Land based casinos in the United States have, for the most part, been resigned to certain specific locations across the nation, and then usually in considerable quantity. This is because of the different state laws in the different states that make up the United States, quite self-explanatory, but as a result led to collective establishments and casino havens like Las Vegas and Atlantic city. Native American casinos on the other hand have done something a little different. Due to legislation established in the 1970s and 1980s after certain legal cases, sovereignty was granted to Native American tribal reservations that protected them from a considerable degree of regulation and state law. As a result there are a fair few of these gambling and gaming establishments scattered around the United States.

The Birth of Native American Casinos

In the early 1970s a married Native American couple received a property tax bill whilst living on tribal reservations. They disputed this legally and after losing at the various legislative levels they finally brought their claim in front of the United States Supreme Court. This led to a unanimous decision that prevented the states’ from taxing Native Americans on Native American land and, importantly for this story, also protected the Native Americans from state regulation on their own reservations. This was a big moment for a lot of groups and enabled a rapid growth in land based Native American casinos around the United States.

Over the next few decades several legislative processes took place to refine the legal situation between states and Native American casinos as well as the federal government’s control. After several acts were passed and different classes of gaming laid out, the stage was properly set for growth and since then the industry has shown a fair amount of revenue. One of the most pivotal of these legislative acts was the Indian Gaming Regulatory Act, which was signed in 1988 and kept considerable tribal sovereignty and therefore still gave the rights to all gaming classes unless in direct clash with the state.

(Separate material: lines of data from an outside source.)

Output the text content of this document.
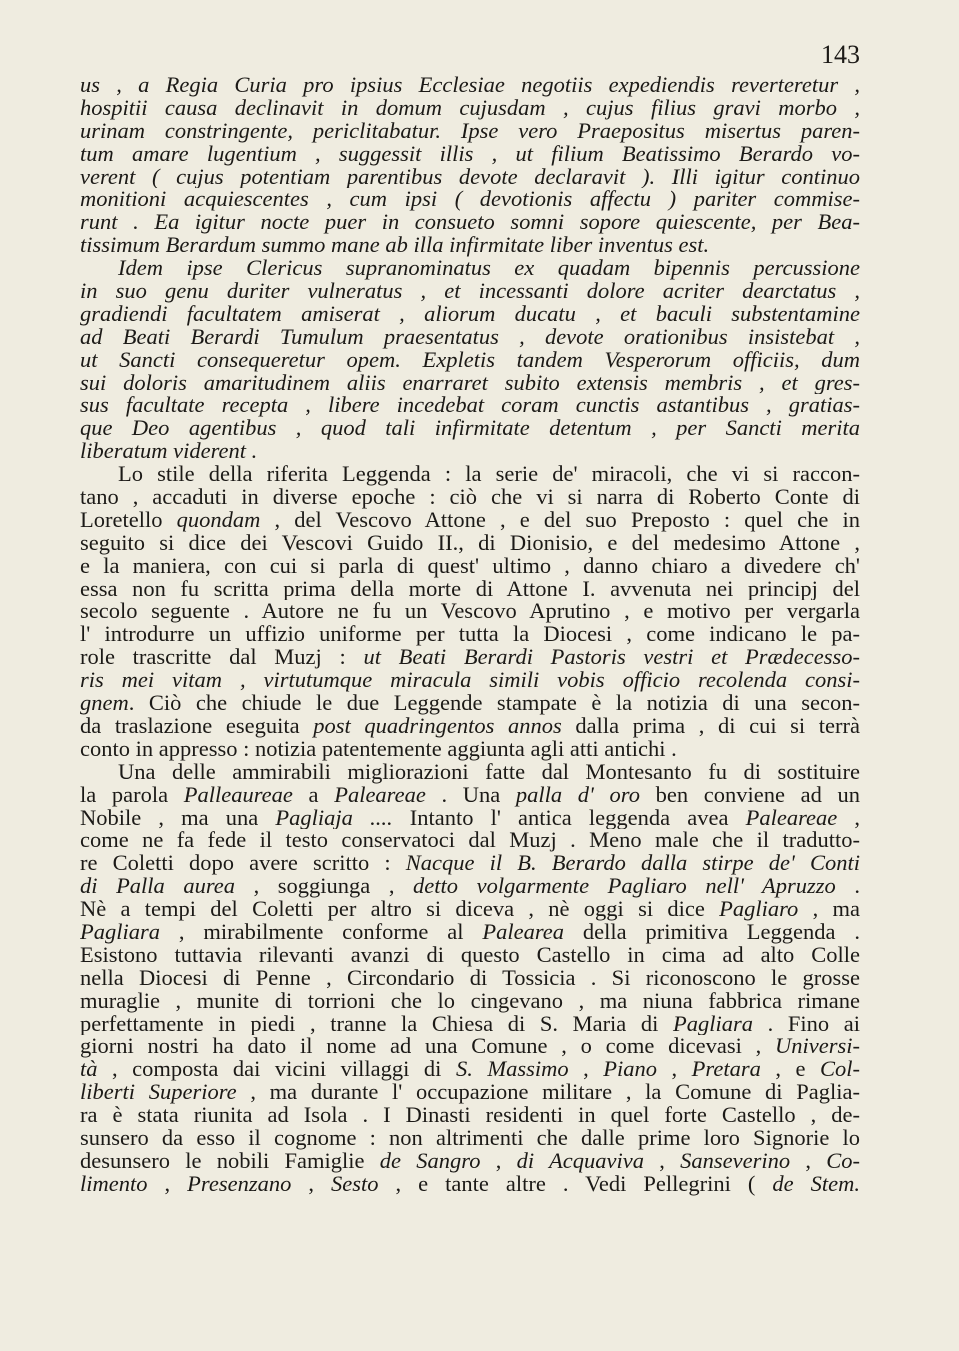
143
us , a Regia Curia pro ipsius Ecclesiae negotiis expediendis reverteretur ,
hospitii causa declinavit in domum cujusdam , cujus filius gravi morbo ,
urinam constringente, periclitabatur. Ipse vero Praepositus misertus paren-
tum amare lugentium , suggessit illis , ut filium Beatissimo Berardo vo-
verent ( cujus potentiam parentibus devote declaravit ). Illi igitur continuo
monitioni acquiescentes , cum ipsi ( devotionis affectu ) pariter commise-
runt . Ea igitur nocte puer in consueto somni sopore quiescente, per Bea-
tissimum Berardum summo mane ab illa infirmitate liber inventus est.
Idem ipse Clericus supranominatus ex quadam bipennis percussione
in suo genu duriter vulneratus , et incessanti dolore acriter dearctatus ,
gradiendi facultatem amiserat , aliorum ducatu , et baculi substentamine
ad Beati Berardi Tumulum praesentatus , devote orationibus insistebat ,
ut Sancti consequeretur opem. Expletis tandem Vesperorum officiis, dum
sui doloris amaritudinem aliis enarraret subito extensis membris , et gres-
sus facultate recepta , libere incedebat coram cunctis astantibus , gratias-
que Deo agentibus , quod tali infirmitate detentum , per Sancti merita
liberatum viderent .
Lo stile della riferita Leggenda : la serie de' miracoli, che vi si raccon-
tano , accaduti in diverse epoche : ciò che vi si narra di Roberto Conte di
Loretello quondam , del Vescovo Attone , e del suo Preposto : quel che in
seguito si dice dei Vescovi Guido II., di Dionisio, e del medesimo Attone ,
e la maniera, con cui si parla di quest' ultimo , danno chiaro a divedere ch'
essa non fu scritta prima della morte di Attone I. avvenuta nei principj del
secolo seguente . Autore ne fu un Vescovo Aprutino , e motivo per vergarla
l' introdurre un uffizio uniforme per tutta la Diocesi , come indicano le pa-
role trascritte dal Muzj : ut Beati Berardi Pastoris vestri et Prædecesso-
ris mei vitam , virtutumque miracula simili vobis officio recolenda consi-
gnem. Ciò che chiude le due Leggende stampate è la notizia di una secon-
da traslazione eseguita post quadringentos annos dalla prima , di cui si terrà
conto in appresso : notizia patentemente aggiunta agli atti antichi .
Una delle ammirabili migliorazioni fatte dal Montesanto fu di sostituire
la parola Palleaureae a Paleareae . Una palla d' oro ben conviene ad un
Nobile , ma una Pagliaja .... Intanto l' antica leggenda avea Paleareae ,
come ne fa fede il testo conservatoci dal Muzj . Meno male che il tradutto-
re Coletti dopo avere scritto : Nacque il B. Berardo dalla stirpe de' Conti
di Palla aurea , soggiunga , detto volgarmente Pagliaro nell' Apruzzo .
Nè a tempi del Coletti per altro si diceva , nè oggi si dice Pagliaro , ma
Pagliara , mirabilmente conforme al Palearea della primitiva Leggenda .
Esistono tuttavia rilevanti avanzi di questo Castello in cima ad alto Colle
nella Diocesi di Penne , Circondario di Tossicia . Si riconoscono le grosse
muraglie , munite di torrioni che lo cingevano , ma niuna fabbrica rimane
perfettamente in piedi , tranne la Chiesa di S. Maria di Pagliara . Fino ai
giorni nostri ha dato il nome ad una Comune , o come dicevasi , Universi-
tà , composta dai vicini villaggi di S. Massimo , Piano , Pretara , e Col-
liberti Superiore , ma durante l' occupazione militare , la Comune di Paglia-
ra è stata riunita ad Isola . I Dinasti residenti in quel forte Castello , de-
sunsero da esso il cognome : non altrimenti che dalle prime loro Signorie lo
desunsero le nobili Famiglie de Sangro , di Acquaviva , Sanseverino , Co-
limento , Presenzano , Sesto , e tante altre . Vedi Pellegrini ( de Stem.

Classes of Gaming with Native American Casinos

Once most of the dust had settled regarding the legislative confrontation, the tribal groups that had invested and setup casinos and gaming halls had begun raking in quite a revenue, which definitely had its pro’s and con’s for many groups. However it is the different gaming classes and therefore the availability of different games that is perhaps more interesting when regarding Native American casinos. The classes of gaming are split into 3 groups. Classes 1 and 2 are games that don’t require a license, like bingo and poker halls as well as lotteries, and fall into the field of traditional Native American gaming. Class 3 however is reserved for high stakes gaming like casinos and racetrack betting and is perhaps the most exciting. All are offered across the 450 plus Native American casinos and gaming establishments, which are in turn operated by nearly half that number of tribes. An impressive history and some exciting offerings through these land based casinos.